The next year witnesses the commissioning of the second radar in Armavir, "inspecting" South Europe up to the North Africa coast. Its capacities closed the gap that formed as a result of Moscow's refusal to operate a station in Sevastopol.
"The construction of the radar in the Kaliningrad Region, in the village of Pionerskoye covers the western sector which was guarded by stations in Mukachevo and Belarussian Baranovichi. The second station under construction in Armavir will supplement capacities of the Gabalinskaya radar in Azerbaijan.
The next year will see the commissioning of a facility in the Irkutsk Region, which will "search" the space from China to the US western coast.

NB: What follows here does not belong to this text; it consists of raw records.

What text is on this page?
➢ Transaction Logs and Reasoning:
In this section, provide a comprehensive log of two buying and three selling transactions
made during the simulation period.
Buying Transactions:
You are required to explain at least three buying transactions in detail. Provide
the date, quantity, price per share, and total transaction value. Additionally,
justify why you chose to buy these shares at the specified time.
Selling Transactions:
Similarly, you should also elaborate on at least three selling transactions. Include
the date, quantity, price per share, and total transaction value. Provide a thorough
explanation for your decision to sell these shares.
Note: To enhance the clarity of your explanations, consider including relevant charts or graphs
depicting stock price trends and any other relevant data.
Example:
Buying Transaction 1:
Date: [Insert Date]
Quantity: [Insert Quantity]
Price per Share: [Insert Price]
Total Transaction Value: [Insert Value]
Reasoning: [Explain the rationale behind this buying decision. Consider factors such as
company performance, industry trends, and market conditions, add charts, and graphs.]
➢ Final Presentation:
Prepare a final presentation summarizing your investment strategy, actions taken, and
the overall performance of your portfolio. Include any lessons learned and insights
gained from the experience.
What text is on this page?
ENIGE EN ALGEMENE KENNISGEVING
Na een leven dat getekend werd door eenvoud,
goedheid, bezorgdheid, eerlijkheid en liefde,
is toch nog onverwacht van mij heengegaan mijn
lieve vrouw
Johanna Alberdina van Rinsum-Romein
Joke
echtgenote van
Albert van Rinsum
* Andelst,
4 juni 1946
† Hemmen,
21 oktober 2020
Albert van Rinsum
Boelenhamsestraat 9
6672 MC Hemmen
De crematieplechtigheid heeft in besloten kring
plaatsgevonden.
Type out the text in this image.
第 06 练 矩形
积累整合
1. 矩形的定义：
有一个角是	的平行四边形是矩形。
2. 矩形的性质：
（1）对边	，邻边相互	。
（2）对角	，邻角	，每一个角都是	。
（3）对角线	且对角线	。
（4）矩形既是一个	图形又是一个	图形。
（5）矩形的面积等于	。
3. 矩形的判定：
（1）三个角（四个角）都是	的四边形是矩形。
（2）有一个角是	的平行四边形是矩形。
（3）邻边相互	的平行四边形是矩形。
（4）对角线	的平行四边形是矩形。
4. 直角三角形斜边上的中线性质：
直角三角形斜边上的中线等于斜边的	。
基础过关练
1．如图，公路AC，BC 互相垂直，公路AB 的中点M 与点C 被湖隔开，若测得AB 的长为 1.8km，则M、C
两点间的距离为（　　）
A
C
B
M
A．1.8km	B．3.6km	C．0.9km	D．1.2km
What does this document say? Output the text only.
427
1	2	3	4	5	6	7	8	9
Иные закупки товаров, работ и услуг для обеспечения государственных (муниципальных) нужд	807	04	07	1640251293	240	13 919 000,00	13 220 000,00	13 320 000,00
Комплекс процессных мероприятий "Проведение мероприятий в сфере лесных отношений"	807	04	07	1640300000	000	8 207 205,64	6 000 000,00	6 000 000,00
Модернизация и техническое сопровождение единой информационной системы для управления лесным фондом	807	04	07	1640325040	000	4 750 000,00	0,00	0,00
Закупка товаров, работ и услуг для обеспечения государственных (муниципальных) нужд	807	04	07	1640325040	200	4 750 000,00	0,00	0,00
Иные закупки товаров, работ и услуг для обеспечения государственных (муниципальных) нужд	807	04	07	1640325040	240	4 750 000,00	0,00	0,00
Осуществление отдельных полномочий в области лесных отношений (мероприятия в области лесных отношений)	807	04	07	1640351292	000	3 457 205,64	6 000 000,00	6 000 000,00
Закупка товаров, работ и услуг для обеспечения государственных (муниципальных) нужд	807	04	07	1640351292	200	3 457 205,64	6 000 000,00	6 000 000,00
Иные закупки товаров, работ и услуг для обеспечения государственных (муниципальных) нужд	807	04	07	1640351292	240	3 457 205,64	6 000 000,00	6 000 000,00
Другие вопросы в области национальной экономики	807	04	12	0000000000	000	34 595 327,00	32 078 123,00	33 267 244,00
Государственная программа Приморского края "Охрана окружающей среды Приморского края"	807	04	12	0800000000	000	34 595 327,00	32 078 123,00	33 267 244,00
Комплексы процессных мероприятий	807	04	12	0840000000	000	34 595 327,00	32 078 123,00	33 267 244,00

Following this, "we can say that we fully restored the radar system of early warning of a missile attack," the Space Troops emphasised.
Defence Minister Anatoly Serdyukov who recently visited the Azerbaijan Gabalinskaya radar ("Daryal"), said that the military leadership does not intend to abandon the old Soviet stations, located in neighbour republics. "Everything remains as it is for the time being. We do not give up a single station and do not plan to," Serdyukov said.
According to Izvestia, Russia is not likely to stop with construction of the radar near Irkutsk. The Defence Ministry's plans provide for complete replacement, under the state programme of armaments till 2020, of all Soviet long-distance radars with the new Voronezh-DM and construction of several new ones.
It is planned to spend several billion roubles for their erection. The military say that the Arctic alone remains inaccessible.